ORGANIZATION OF THE REPORT
This summary provides an account of the presentations given at the workshop. Opinions expressed within this summary are not those of the IOM, the National Research Council, the Forum on Global Violence Prevention, or their agents, but rather of the presenters themselves. Such statements are the views of the speakers and do not reflect conclusions or recommendations of a formally appointed committee. This summary was authored by designated rapporteurs based on the workshop presentations and discussions and does not represent the views of the institution, nor does it constitute a full or exhaustive overview of the field.

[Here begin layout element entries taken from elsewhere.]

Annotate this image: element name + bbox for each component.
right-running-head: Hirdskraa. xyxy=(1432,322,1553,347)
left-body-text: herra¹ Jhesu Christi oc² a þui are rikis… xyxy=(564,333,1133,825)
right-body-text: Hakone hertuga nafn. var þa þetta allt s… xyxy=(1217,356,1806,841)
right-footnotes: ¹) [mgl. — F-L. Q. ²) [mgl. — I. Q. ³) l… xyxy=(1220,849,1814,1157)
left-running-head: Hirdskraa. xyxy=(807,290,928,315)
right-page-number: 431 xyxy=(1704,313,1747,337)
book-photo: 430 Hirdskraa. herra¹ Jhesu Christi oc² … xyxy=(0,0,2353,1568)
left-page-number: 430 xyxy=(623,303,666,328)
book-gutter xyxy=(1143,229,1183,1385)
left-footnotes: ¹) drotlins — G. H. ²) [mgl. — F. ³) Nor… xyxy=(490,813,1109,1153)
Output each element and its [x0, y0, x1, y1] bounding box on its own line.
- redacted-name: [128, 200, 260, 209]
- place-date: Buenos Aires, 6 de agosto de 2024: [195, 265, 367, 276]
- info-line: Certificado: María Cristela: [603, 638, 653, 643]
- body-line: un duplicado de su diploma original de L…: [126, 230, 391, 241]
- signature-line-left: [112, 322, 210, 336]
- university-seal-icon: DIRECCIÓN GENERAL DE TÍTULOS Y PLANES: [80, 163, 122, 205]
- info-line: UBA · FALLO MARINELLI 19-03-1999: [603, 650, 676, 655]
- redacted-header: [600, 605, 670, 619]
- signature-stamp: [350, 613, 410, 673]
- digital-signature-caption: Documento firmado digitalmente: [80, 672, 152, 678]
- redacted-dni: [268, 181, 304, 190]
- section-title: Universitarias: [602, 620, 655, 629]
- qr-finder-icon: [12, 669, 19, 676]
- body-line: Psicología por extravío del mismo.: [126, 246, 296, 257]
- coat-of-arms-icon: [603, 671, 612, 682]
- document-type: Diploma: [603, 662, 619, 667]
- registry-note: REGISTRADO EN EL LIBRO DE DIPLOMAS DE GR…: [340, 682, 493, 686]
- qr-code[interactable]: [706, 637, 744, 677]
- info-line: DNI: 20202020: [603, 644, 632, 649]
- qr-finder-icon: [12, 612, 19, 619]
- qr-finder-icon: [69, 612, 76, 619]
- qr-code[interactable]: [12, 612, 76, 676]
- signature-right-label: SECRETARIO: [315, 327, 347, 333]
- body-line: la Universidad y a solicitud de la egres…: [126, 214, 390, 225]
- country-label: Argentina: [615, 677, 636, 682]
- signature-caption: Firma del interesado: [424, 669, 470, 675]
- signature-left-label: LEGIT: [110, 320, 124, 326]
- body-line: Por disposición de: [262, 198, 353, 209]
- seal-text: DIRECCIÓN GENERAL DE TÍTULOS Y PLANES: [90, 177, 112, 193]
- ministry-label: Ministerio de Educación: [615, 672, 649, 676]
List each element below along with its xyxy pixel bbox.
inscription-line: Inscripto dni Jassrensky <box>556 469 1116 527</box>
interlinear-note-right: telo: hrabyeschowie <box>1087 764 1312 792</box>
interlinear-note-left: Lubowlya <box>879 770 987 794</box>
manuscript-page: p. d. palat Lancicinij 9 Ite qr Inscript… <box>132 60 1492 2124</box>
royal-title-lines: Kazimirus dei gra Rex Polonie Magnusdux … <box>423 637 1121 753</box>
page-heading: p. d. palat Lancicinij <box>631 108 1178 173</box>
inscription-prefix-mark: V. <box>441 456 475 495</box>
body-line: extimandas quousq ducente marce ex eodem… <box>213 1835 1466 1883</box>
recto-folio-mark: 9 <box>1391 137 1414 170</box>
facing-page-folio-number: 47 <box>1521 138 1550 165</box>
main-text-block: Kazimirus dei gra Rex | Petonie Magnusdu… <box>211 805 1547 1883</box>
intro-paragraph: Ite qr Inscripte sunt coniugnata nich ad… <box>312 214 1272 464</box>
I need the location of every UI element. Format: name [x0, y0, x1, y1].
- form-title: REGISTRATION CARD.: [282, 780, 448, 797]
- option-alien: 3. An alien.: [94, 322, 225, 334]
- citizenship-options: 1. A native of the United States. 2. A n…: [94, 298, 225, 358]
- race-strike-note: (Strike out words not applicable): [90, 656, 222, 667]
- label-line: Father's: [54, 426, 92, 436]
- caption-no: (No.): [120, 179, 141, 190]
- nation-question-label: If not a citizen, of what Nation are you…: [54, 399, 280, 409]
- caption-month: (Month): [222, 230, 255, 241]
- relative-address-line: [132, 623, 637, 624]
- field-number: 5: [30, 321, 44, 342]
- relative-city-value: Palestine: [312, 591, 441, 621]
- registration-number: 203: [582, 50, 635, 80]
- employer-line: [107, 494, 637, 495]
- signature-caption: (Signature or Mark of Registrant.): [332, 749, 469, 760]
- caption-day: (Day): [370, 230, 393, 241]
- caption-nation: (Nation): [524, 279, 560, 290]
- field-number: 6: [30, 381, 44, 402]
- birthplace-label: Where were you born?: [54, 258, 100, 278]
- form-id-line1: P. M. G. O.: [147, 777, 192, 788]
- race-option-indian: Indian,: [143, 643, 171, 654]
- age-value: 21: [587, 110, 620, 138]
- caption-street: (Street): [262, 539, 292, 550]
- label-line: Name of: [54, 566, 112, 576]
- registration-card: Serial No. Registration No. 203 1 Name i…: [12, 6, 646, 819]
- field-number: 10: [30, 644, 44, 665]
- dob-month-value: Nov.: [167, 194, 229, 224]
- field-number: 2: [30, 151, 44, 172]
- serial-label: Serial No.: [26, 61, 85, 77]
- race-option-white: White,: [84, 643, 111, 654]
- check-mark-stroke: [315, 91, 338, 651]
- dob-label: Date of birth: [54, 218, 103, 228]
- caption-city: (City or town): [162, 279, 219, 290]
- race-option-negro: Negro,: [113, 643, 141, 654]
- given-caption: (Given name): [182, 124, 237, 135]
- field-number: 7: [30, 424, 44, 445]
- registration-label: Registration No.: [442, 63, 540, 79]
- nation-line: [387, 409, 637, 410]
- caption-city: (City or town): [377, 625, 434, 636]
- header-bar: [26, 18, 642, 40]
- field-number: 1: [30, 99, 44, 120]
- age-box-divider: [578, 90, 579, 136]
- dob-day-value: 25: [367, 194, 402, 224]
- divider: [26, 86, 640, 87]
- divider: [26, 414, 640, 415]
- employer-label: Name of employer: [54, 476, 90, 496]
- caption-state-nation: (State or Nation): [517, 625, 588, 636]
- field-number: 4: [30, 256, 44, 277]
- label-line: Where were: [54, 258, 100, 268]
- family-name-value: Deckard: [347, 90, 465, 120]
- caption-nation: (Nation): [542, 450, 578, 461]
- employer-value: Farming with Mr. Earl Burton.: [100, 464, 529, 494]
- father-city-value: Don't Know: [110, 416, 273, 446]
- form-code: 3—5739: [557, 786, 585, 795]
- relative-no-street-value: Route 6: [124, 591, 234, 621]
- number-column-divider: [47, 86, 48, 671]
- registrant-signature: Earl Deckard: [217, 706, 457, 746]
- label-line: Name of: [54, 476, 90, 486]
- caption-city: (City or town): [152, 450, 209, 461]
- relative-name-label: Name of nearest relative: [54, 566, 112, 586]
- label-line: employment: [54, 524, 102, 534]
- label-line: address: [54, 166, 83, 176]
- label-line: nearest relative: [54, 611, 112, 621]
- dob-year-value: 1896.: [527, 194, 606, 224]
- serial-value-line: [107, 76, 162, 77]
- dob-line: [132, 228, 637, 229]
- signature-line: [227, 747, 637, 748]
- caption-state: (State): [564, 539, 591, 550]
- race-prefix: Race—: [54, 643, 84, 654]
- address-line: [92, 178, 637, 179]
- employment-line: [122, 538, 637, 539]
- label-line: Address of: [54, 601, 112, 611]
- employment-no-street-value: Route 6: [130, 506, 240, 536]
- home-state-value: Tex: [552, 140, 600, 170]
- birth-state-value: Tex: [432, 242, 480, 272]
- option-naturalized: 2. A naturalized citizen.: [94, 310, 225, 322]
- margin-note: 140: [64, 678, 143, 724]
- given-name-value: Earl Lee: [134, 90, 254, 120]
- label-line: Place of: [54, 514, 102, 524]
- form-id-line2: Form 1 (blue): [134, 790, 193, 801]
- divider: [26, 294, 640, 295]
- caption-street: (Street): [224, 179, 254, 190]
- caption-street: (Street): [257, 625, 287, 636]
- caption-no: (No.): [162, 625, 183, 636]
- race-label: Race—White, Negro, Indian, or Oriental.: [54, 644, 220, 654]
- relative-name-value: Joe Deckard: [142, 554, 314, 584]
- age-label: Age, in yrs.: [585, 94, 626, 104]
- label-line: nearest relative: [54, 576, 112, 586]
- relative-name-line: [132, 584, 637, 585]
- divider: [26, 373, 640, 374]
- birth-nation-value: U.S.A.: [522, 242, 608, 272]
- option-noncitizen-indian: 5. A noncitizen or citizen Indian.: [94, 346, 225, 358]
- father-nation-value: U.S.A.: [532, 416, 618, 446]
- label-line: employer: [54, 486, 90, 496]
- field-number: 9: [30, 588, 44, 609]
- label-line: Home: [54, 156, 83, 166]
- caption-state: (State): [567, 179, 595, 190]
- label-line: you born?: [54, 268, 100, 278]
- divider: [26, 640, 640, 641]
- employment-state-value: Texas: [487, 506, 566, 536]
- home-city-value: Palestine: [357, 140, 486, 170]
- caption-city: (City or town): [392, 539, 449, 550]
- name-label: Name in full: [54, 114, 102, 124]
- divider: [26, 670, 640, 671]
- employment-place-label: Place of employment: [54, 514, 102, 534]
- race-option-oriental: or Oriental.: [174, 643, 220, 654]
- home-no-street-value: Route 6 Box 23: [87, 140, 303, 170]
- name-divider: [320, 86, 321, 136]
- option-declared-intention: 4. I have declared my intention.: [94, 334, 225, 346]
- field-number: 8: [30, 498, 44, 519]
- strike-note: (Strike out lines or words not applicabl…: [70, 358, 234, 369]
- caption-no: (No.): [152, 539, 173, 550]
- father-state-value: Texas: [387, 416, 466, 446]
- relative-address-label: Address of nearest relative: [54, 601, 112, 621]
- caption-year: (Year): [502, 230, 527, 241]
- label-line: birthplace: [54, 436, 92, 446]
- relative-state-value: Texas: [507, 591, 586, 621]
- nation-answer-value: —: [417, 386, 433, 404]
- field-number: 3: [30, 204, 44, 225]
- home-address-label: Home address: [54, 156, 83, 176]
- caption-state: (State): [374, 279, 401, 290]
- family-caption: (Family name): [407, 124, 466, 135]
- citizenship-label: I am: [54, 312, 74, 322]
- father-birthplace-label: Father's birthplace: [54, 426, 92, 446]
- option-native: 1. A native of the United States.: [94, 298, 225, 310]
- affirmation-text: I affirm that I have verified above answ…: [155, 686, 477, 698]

The workshop summary covers the major topics that arose during the 2-day workshop. It is organized by important elements of the infectious disease model so as to present the contagion of violence in a larger context and in a more compelling and comprehensive way. The topics and key points presented in this summary were the most frequent, crosscutting, and essential elements that arose from the various presentations of the workshop, but the choice of these topics does not represent the views of the IOM or a formal consensus process.
The first part of this report consists of four chapters that provide a summary of the workshop: Patterns of Transmission of Violence (Chapter 2), Processes and Mechanisms of the Contagion of Violence (Chapter 3), The Role of Contextual Factors in the Contagion of Violence (Chapter 4),
and Contagion and Interruption in Practice (Chapter 5). The second part consists of submitted papers and commentary from speakers regarding the substance of the work they presented at the workshop. These papers were solicited from speakers in order to offer further information about their work and this field; not all speakers contributed papers. Finally, the appendixes contain the workshop agenda (Appendix A), a glossary (Appendix B), and the speakers’ biographies (Appendix C).
WHO (World Health Organization). 2002. World report on violence and health. Geneva, Switzerland: WHO.